Before leaving, we made a quick stop at one of the tourist shopping areas in the old city. There is no doubt that these street vendors are among the most aggressive we have experienced anywhere. We did not have time to tour the new city, but the bus ride through that area confirmed what we were told about the huge amount and traffic and congestion that could last for hours.





7 comments:

Luci & Loree said...

Beautiful colors!! What a violent, long history.. sad... Those Europeans!!

Wanderin' said...

And, I had forgot about that place ... been there, done that too but only because it was a place we stopped when getting ready for an Amazon cruise.. Doubt that we'd ever go back but it certainly was interesting.

where's weaver said...

What a wonderful history lesson.

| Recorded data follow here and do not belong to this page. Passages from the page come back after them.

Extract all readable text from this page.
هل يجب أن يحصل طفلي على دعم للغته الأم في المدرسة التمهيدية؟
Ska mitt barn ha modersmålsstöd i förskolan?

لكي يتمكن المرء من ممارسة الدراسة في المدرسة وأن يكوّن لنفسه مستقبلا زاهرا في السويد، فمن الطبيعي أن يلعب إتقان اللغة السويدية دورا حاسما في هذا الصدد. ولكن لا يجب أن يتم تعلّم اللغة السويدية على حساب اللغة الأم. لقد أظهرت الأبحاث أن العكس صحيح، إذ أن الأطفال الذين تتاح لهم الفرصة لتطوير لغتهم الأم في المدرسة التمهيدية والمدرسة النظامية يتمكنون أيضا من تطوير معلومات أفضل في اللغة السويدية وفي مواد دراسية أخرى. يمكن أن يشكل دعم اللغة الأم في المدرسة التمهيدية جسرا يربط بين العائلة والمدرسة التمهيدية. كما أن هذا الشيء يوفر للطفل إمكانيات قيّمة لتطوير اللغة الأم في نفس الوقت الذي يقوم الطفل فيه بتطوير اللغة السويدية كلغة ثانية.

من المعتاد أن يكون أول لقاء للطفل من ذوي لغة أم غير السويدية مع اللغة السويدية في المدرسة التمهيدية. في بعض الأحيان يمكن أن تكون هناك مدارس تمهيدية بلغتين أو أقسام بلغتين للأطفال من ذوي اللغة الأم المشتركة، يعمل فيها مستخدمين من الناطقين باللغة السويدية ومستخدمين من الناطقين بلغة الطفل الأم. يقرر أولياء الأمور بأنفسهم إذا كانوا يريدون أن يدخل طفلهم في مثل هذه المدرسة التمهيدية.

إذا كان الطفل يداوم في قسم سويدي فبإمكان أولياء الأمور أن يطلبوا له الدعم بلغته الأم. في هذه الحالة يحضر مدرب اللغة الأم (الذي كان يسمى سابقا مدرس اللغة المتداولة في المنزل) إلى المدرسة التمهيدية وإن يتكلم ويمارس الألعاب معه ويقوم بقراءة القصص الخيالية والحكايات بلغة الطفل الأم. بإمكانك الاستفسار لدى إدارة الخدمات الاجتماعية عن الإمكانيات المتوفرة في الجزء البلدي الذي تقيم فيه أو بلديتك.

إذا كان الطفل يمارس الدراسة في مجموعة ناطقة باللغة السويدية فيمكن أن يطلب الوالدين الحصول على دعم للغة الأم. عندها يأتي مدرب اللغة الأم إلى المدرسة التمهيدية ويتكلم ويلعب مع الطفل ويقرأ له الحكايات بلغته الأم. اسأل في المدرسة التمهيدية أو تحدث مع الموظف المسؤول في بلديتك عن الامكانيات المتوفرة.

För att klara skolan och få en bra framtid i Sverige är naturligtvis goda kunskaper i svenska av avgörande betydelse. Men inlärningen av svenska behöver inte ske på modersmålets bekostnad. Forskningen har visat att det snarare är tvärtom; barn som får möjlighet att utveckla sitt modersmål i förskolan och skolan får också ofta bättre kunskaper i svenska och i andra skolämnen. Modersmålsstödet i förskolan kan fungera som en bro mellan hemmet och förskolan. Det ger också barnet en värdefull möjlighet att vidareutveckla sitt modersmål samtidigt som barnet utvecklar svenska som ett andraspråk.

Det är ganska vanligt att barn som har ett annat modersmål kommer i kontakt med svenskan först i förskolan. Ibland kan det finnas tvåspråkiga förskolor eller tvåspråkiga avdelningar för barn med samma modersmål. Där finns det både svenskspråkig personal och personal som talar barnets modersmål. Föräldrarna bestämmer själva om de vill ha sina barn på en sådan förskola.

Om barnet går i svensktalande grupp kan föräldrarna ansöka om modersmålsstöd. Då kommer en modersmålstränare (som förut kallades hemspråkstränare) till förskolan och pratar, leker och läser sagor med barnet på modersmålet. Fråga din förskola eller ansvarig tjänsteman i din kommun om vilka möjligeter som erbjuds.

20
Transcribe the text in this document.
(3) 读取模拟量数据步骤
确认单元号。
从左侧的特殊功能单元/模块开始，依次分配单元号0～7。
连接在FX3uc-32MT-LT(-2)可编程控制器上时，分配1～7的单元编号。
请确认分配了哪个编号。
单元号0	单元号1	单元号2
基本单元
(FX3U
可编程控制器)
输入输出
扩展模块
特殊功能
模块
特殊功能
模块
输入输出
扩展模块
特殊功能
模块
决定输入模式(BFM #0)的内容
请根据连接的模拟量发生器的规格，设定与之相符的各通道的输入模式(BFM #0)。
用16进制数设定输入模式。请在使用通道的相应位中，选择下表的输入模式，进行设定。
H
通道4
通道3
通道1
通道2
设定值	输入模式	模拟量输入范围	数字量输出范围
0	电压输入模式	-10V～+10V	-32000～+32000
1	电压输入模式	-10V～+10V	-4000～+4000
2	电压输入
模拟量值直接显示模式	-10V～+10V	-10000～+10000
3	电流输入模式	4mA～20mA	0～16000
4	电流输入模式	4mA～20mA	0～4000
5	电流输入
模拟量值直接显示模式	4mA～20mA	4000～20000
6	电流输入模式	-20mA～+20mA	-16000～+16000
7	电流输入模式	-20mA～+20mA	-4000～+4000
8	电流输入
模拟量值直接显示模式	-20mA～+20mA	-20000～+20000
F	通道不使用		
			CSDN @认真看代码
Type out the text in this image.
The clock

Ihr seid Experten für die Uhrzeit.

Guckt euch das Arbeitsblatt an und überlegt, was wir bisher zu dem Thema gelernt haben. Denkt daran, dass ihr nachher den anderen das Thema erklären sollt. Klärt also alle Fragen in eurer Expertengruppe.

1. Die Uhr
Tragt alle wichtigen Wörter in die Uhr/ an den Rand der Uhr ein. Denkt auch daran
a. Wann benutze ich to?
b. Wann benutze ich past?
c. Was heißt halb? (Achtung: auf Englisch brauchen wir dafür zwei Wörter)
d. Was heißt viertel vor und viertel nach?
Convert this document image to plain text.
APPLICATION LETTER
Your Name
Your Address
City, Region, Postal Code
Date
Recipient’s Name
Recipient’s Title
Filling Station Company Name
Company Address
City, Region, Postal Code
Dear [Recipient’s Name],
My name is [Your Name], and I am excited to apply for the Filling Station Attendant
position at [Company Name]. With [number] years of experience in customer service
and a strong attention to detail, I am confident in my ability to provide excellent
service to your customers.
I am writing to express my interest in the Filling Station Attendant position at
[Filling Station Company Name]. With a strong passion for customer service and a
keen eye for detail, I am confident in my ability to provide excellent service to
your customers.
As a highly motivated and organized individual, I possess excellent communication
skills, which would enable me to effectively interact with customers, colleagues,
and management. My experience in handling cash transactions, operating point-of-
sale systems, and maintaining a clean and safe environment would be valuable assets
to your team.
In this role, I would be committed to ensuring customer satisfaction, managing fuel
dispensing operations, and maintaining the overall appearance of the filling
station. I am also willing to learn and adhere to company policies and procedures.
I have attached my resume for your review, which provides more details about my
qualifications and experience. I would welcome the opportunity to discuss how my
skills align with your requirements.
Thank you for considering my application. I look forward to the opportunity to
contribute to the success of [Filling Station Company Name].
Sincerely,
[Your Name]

I have never heard of Cartagena. That poor area. Always fighting someone or someone trying to control it. Thanks for all the great photos.

Paul and Marti Dahl said...

I had a very strong interest in Cartagena during my career for other reasons... ;c)

Sherry said...

Really lovely old city. It seems the Europeans left sadness everywhere in their wake. Great pictures. thanks so much.

Erin Erkun said...

I remember people telling us they wouldn't get off the ship in Cartagena ... their loss. I arranged for a private guide to take us on a walking tour, that included the fortress. Loved walking along the top of the city walls. Thanks for taking me back to what I still think of a great port of call.

Rick Doyle said...

Thanks for the history lesson and great pictorial tour of Cartegena. Sure are some beautiful old stone buildings - quite the place!